Managing User Environments

Closely related to the concept of reproducibility, managing the environment for your users is a critical part of managing your cluster so your users can produce consistent results.

Ensuring that a job is run with the same code and libraries consistently is more difficult than it appears at first glance. As a general rule, software is always being updated. Sometimes the updates are to fix errors in the code; sometimes the updates are to add functionality or improve performance. In either case, whenever you update a piece of code that your users may have used to generate some kind of scientific results, you risk generating different results.

There are a number of approaches to ensuring that your code is always run with the same environment so you can always produce the same results. The easiest is simply to back up everything on your system, and restore it when you need it again. This quickly becomes cumbersome when you start thinking of clusters with hundreds or thousands of nodes. In addition, your cluster is likely to be upgraded at some point with new hardware, and your old full-system backup may need to be modified to support newer hardware. In the real world, this is not a practical solution.

Another option is to build a "tool tree" that has all your software in it, and put that tree at the beginning of your path. This quickly becomes cumbersome as well. You may need to update one library out of 20 and leave the rest alone. If you reproduce the entire tool tree to provide a new "root," you're using a lot of space duplicating what you already have. You can use symbolic links or hard links to avoid that problem, but that comes with its own set of problems. What if you need everything in the tool tree, but need some extra libraries? You can add another component to the beginning of your path. What if you need a newer version of a library or utility that hasn't been updated in the standard tool tree? You can add another component to your path at the beginning that will override the default. What if you also need some libraries that a colleague built? Now you have four additional components added to your path, and they need to be in the correct order. Additionally, just setting your $PATH isn't enough. You need to update your $INCLUDE path, your $LD_LIBRARY_PATH, and often set other environment variables before everything works correctly. It's easy to see how this quickly becomes unwieldy.

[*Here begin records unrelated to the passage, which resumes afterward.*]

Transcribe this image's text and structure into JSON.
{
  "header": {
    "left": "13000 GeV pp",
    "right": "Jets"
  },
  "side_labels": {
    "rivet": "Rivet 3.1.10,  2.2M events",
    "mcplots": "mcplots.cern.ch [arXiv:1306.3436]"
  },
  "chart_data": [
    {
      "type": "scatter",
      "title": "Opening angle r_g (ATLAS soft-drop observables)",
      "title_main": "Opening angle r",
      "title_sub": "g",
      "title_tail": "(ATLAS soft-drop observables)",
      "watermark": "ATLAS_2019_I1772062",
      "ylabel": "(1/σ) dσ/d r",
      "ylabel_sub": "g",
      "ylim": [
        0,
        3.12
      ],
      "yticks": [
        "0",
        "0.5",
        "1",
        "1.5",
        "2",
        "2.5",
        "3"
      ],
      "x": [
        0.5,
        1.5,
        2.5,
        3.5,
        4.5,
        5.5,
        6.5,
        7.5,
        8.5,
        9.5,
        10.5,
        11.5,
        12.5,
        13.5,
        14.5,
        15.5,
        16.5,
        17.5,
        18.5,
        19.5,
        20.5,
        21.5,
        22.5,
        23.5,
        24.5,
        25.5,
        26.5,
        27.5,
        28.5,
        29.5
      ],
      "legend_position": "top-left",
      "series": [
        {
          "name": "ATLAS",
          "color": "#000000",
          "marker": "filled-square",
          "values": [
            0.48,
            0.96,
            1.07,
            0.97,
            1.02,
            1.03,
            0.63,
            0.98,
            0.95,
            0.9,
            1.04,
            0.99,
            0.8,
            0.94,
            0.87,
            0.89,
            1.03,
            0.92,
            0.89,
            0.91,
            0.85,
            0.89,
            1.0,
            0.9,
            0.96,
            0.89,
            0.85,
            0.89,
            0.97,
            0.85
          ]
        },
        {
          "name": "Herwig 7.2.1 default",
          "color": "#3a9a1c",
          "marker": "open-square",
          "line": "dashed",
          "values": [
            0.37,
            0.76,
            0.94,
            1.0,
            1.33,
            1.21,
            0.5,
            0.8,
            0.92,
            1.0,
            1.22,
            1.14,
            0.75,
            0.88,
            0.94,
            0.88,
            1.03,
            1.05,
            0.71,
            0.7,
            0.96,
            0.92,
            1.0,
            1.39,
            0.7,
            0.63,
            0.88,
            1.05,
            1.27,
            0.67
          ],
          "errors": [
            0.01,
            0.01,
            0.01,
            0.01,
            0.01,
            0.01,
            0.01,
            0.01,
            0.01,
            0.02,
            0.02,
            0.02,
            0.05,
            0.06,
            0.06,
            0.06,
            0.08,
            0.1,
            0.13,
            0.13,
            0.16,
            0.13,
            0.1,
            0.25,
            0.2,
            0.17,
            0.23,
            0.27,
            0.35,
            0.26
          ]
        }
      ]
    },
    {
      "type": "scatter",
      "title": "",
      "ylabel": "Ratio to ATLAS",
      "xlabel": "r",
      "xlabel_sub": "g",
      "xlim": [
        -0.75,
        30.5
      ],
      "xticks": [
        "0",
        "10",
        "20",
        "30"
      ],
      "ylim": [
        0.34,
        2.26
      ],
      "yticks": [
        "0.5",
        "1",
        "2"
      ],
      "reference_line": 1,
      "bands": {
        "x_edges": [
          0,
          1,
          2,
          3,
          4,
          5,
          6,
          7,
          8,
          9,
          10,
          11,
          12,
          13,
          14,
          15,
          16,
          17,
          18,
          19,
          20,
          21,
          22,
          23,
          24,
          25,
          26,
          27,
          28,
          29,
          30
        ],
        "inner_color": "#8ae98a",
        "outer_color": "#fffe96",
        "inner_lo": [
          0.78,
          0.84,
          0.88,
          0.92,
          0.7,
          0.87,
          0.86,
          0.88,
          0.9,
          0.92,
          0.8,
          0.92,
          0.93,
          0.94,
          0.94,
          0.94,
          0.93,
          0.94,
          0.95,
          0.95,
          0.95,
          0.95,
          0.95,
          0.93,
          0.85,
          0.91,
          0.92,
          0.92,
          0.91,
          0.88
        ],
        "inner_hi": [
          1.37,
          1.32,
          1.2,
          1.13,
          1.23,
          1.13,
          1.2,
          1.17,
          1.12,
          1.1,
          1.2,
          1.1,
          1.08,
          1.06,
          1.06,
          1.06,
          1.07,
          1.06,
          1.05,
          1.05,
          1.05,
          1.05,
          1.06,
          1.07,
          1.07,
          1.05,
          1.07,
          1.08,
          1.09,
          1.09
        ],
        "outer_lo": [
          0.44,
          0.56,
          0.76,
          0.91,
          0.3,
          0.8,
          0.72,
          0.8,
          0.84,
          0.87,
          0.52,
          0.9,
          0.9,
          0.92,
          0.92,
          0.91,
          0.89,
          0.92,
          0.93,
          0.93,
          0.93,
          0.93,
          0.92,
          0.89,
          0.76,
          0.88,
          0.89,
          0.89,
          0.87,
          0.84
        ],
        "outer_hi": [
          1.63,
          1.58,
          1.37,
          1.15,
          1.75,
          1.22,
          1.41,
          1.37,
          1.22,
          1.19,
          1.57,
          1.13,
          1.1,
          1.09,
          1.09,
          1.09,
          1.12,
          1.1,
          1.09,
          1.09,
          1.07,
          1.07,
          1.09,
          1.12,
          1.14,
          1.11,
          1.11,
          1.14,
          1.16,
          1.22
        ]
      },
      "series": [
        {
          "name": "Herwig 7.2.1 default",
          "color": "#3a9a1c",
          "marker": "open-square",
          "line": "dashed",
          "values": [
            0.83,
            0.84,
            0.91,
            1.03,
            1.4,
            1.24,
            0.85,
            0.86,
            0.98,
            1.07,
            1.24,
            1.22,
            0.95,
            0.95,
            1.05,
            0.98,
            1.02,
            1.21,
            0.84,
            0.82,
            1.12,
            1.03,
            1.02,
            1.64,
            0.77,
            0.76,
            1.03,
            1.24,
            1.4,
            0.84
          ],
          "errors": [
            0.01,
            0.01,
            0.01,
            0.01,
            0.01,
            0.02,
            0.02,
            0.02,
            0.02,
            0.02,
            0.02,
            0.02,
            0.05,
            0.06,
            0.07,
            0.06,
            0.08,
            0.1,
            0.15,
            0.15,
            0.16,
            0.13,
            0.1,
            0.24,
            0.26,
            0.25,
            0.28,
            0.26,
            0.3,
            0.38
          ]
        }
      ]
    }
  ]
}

There are other options for encapsulating your environment using virtual machines or even containers, but these solutions require a lot of work to build the original image, and then you're stuck with a single-use solution. What if you want to test your code with a variety of MPI libraries to see which gives the best performance? You would need to duplicate your single-use solution, and then replace the libraries in each of them. This isn't really a practical solution in terms of time, space, or expertise.

Most centers have settled on the Environment Modules package to handle these issues (commonly refered to simply as Modules). Modules manages a users environment at the component level, adding and removing individual entries, and setting environment variables, as needed. Modules is capable of setting arbitrary environment variables, and checking for conflicts and dependencies. As a simple (and common) example, if you look at the modulefile we built for OpenMPI on the Raspberry Pi cluster, you'll see that we set $PATH, $INCLUDE, $LD_LIBRARY_PATH, and $MANPATH, as well as the environment variables $CC, $CXX, $MPI_ROOT, and $MPI_HOME. Obviously, setting all of these by hand whenever you want to build or run with a different library is unreasonable. Modules takes care of this for you, while keeping everything consistent.